Imaginary Numbers (InCryptid #9) - Seanan McGuire Page 0,69

enemy that could get inside their heads. Anti-telepathy charms are the solution against one cuckoo, acting alone or trying to defend their territory. They wouldn’t hold the line against a group of them. They would just make the enemy harder to see coming.

My family had protected me after New York. It was my turn to protect them. I looked the cuckoo in the eye and nodded, once, before I turned and started for the door next to the gate.

Tucking the family compound away in the forest had been a good way to control traffic in and out. It hadn’t eliminated the need for things like getting the hell away from your family, hence the occasional doors set into the fence. Without them, my cousins—Verity especially—would have been forever setting off the motion detectors along the top as they climbed their way to freedom. Sure, freedom looked like an evergreen forest in the middle of nowhere, but it was still freedom.

Or it had been. I keyed in the gate code, which I’d lifted from Kevin’s mind without even thinking about it, and stepped out of the supposed safety of the yard into the dangerous darkness of the woods. It didn’t feel like freedom anymore. It felt like walking into a trap.

The cuckoo nodded approvingly. “Come with me,” he said, then turned and led me deeper into the trees.

Lacking any real choice, I followed.

* * *

We walked until the compound lights dwindled to nothing behind us. Only then did Mark produce a flashlight and click it on, directing its watery beam toward the ground.

“Sorry to make you come all this way, but, well, we both know things would have gotten really ugly back there if we’d parked any closer,” he said. He sounded almost jovial, like we were old friends going for a walk, and not virtual strangers in the middle of an abduction. “We’ll be at the RV soon.”

“An RV?” I couldn’t quite keep the disbelief out of my tone. “You brought an RV?”
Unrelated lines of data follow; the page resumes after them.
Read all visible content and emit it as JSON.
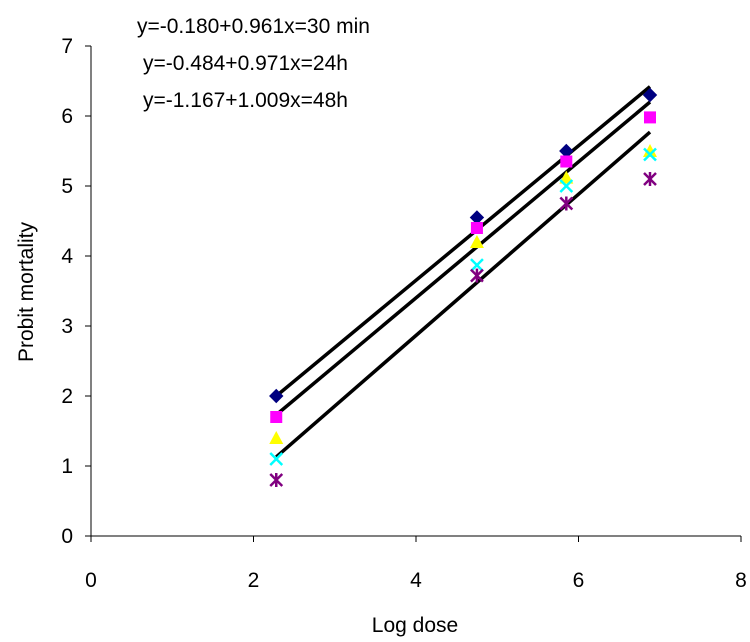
{
  "chart_data": {
    "type": "scatter",
    "title": "",
    "xlabel": "Log dose",
    "ylabel": "Probit mortality",
    "xlim": [
      0,
      8
    ],
    "ylim": [
      0,
      7
    ],
    "x_ticks": [
      "0",
      "2",
      "4",
      "6",
      "8"
    ],
    "y_ticks": [
      "0",
      "1",
      "2",
      "3",
      "4",
      "5",
      "6",
      "7"
    ],
    "grid": false,
    "legend": "none",
    "annotations": [
      "y=-0.180+0.961x=30 min",
      "y=-0.484+0.971x=24h",
      "y=-1.167+1.009x=48h"
    ],
    "series": [
      {
        "marker": "diamond",
        "color": "#000080",
        "x": [
          2.28,
          4.75,
          5.85,
          6.88
        ],
        "y": [
          2.0,
          4.55,
          5.5,
          6.3
        ]
      },
      {
        "marker": "square",
        "color": "#ff00ff",
        "x": [
          2.28,
          4.75,
          5.85,
          6.88
        ],
        "y": [
          1.7,
          4.4,
          5.35,
          5.98
        ]
      },
      {
        "marker": "triangle",
        "color": "#ffff00",
        "x": [
          2.28,
          4.75,
          5.85,
          6.88
        ],
        "y": [
          1.4,
          4.2,
          5.12,
          5.5
        ]
      },
      {
        "marker": "x",
        "color": "#00ffff",
        "x": [
          2.28,
          4.75,
          5.85,
          6.88
        ],
        "y": [
          1.1,
          3.87,
          5.0,
          5.45
        ]
      },
      {
        "marker": "star",
        "color": "#800080",
        "x": [
          2.28,
          4.75,
          5.85,
          6.88
        ],
        "y": [
          0.8,
          3.72,
          4.75,
          5.1
        ]
      }
    ],
    "fit_lines": [
      {
        "color": "#000000",
        "x": [
          2.28,
          6.88
        ],
        "y": [
          2.0,
          6.42
        ]
      },
      {
        "color": "#000000",
        "x": [
          2.28,
          6.88
        ],
        "y": [
          1.73,
          6.2
        ]
      },
      {
        "color": "#000000",
        "x": [
          2.28,
          6.88
        ],
        "y": [
          1.13,
          5.77
        ]
      }
    ]
  }
}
“Had to,” he said. “We don’t squish well, not even when we have a good reason to be working together. It’s a really nice one, too. Modern. There’s even a bathroom it’s not physically painful to use. Amelia and David took a few recreational trips back there while the bedroom was occupied. He’s pretty mad at you, by the way.”

“For what?” I asked. “All I did was hit her with my backpack.”

“I didn’t say it was logical, just that it was there,” said Mark. “Amelia saw you first. That meant she got the duty and the honor of triggering your next metamorphosis. Unfortunately, she couldn’t exactly survive something like that. She died like she lived. Pissed off at the entire world and willing to do whatever she could to destroy it. Honestly, I think David’s mostly angry because he knows that if their positions had been reversed, Amelia would be perfectly happy to have him gone, if it meant you were progressing to your next instar.”

I stopped walking. Mark continued for a few more feet before turning to look at me, projecting polite confusion.

“We’re not there yet,” he said. “Like I said, we have to keep walking.”

“You keep using this word, ‘instar,’” I said. “What the hell does it mean?”

“Can’t you take the definition from me?” he asked. “You should be able to reach out and snatch it from my mind. If you can’t, that’s not my problem.”

“That’s not how I do things,” I said.

“That’s not how humans do things,” he said. “You, though, Sarah Zellaby? That’s exactly how you do things. You act like you have some moral high ground because you only hunt people you’ve decided somehow deserve it, but you’re just like the rest of us. You take. You take, and you take, and you take, and you don’t give anything back. You can’t help yourself. If you could, you’d be useless to us. You want to know what an instar is? Take it.”

I stared at him, feeling my eyes burn as they went white. How dare he talk to me like that, like I was doing something wrong by trying to be careful. Even more, how dare he remind me of what I already knew and wanted to forget about. There were no questions left in my mind, only anger, and the brush of the wind against my cheeks as I focused on him, trying to punch my way through his mental barriers and claim what I needed to know.